NARRATOR: Sanliurfa,
Turkey, October 1994. While plowing his field,
shepherd Safak Yildiz spots a strangely shaped stone
protruding from the ground. After brushing away the dirt,
he realizes that it may be part of a much larger object. Shortly after contacting the
local museum with his find, he is visited by Klaus
Schmidt from the German Archaeological Institute. HUGH NEWMAN: It wasn't
until German archaeologist Klaus Schmidt visited the site
and began digging they realized what was really at the site. WILLIAM HENRY: What he
discovered was mind blowing. After discovering the
first t-shaped pillar buried at the site,
he soon found more of these massive structures. NARRATOR: During the intensive
dig, Schmidt and his team begin to unearth dozens
of additional giant, stone monoliths covered
in intricate carvings. Some weighing as
much as 20 tons. PAUL BAHN: The site
of Gobekli Tepe is a series of
circular enclosures, but then in the center
of each enclosure you have two particularly
big, t-shaped pillars of limestone sort
of facing each other. Now many of these pillars have
remarkable carvings on them, wonderful carvings and
bas-reliefs of animals, birds, insects, all
kinds of things. So to fashion those
and carve them and set them up in
these structures was just absolutely amazing. NARRATOR: Archaeologists
estimate that it would have taken a team of 50 men
an entire week to move just one of the
monolithic pillars from the limestone quarry
to the top of the hill where they stand today,
and over 300 hours to carve the bas-reliefs. At this rate, each of
the five stone circles unearthed so far
would have required a full year to be completed.
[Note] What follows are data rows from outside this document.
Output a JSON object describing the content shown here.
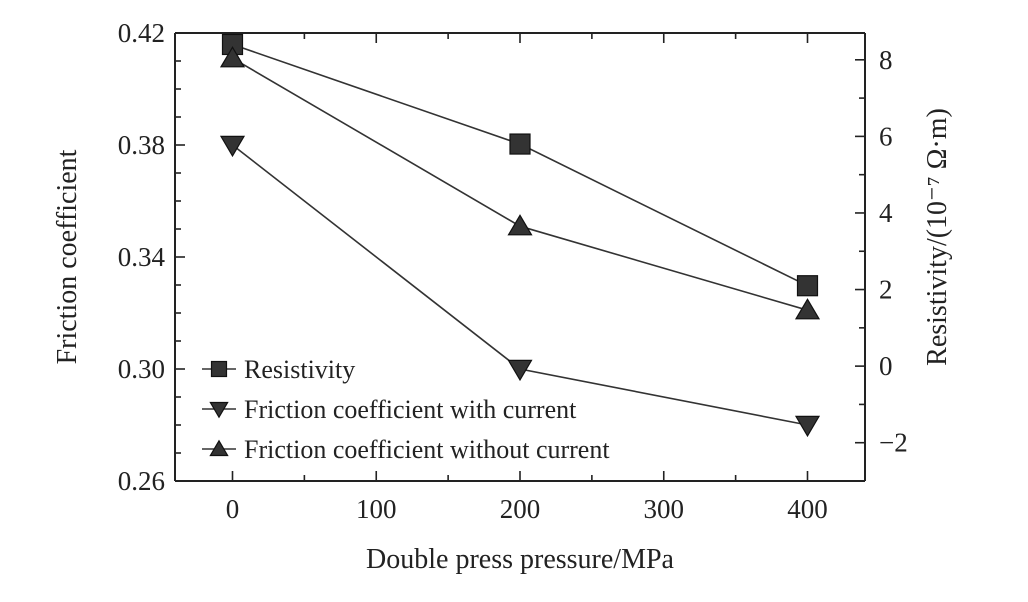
{
  "chart_data": {
    "type": "line",
    "x": [
      0,
      200,
      400
    ],
    "xlabel": "Double press pressure/MPa",
    "ylabel_left": "Friction coefficient",
    "ylabel_right": "Resistivity/(10⁻⁷ Ω·m)",
    "xlim": [
      -40,
      440
    ],
    "ylim_left": [
      0.26,
      0.42
    ],
    "ylim_right": [
      -3,
      8.7
    ],
    "x_ticks": [
      "0",
      "100",
      "200",
      "300",
      "400"
    ],
    "y_left_ticks": [
      "0.26",
      "0.30",
      "0.34",
      "0.38",
      "0.42"
    ],
    "y_right_ticks": [
      "−2",
      "0",
      "2",
      "4",
      "6",
      "8"
    ],
    "series": [
      {
        "name": "Resistivity",
        "axis": "right",
        "marker": "square",
        "values": [
          8.4,
          5.8,
          2.1
        ]
      },
      {
        "name": "Friction coefficient with current",
        "axis": "left",
        "marker": "triangle-down",
        "values": [
          0.38,
          0.3,
          0.28
        ]
      },
      {
        "name": "Friction coefficient without current",
        "axis": "left",
        "marker": "triangle-up",
        "values": [
          0.411,
          0.351,
          0.321
        ]
      }
    ],
    "legend_position": "bottom-left",
    "grid": false
  }
}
But why such a monumental site
was built in the first place remains a mystery. PAUL BAHN: It's very
difficult to know what the purpose of something
like Gobekli Tepe could be. And certainly Klaus
Schmidt had not reached any conclusions
except that it's clearly not a settlement. It's not a village. There is absolutely
no domestic refuge. Schmidt always hoped
that it was funerary and that there would be
burials underneath the walls or underneath some of
the pillars or so on. But so far, they
have not yet found any human remains at the site. There were no domestic
plants in the site. There are only
wild animal bones. Inevitably in archeology
if we don't know what something is for we think
of ritual, but really it's pure speculation. NARRATOR: Intrigued by evidence
that the structure might go back to a Neolithic
period, Klaus Schmidt has the sediment layers
of the site radiocarbon dated. The results indicated that
the stone structures could be as much as 12,000
years old, more than 5,000 years older than mankind's
first known civilization in Mesopotamia. More than that, it would place
the construction of Gobekli Tepe to a time when
mainstream scholars suggest humans were roaming
the earth as hunter gatherers. PAUL BAHN: Well, the
site of Gobekli Tepe really did send shockwaves
through the whole world of early prehistory because
we'd never before known or imagined even
that simple hunter gatherers could produce
such spectacular monumental structures. Now in archeology,
really since it began, we've always assumed that
hunter gatherers were capable of producing wonderful
works of art-- rock art, cave art, and things like that. But we never imagined that
they could come together in sufficient numbers to
make monumental constructions like Gobekli Tepe. NARRATOR: But if the currently
accepted timeline for mankind's advancement is correct, is it
possible that primitive hunter gatherers could have
built such sophisticated, megalithic structures? Ancient astronaut
theorists say, no. And instead, suggest that
Gobekli Tepe was built by the survivors
of a lost society, one that was almost
entirely wiped out by a worldwide cataclysm. And to support their claim,
they point to recent evidence of a catastrophic event, which
many mainstream scientists believe occurred at the
very end of the last ice age, which is believed to have
lasted from roughly 108,000 BC. until nearly 10,000 BC.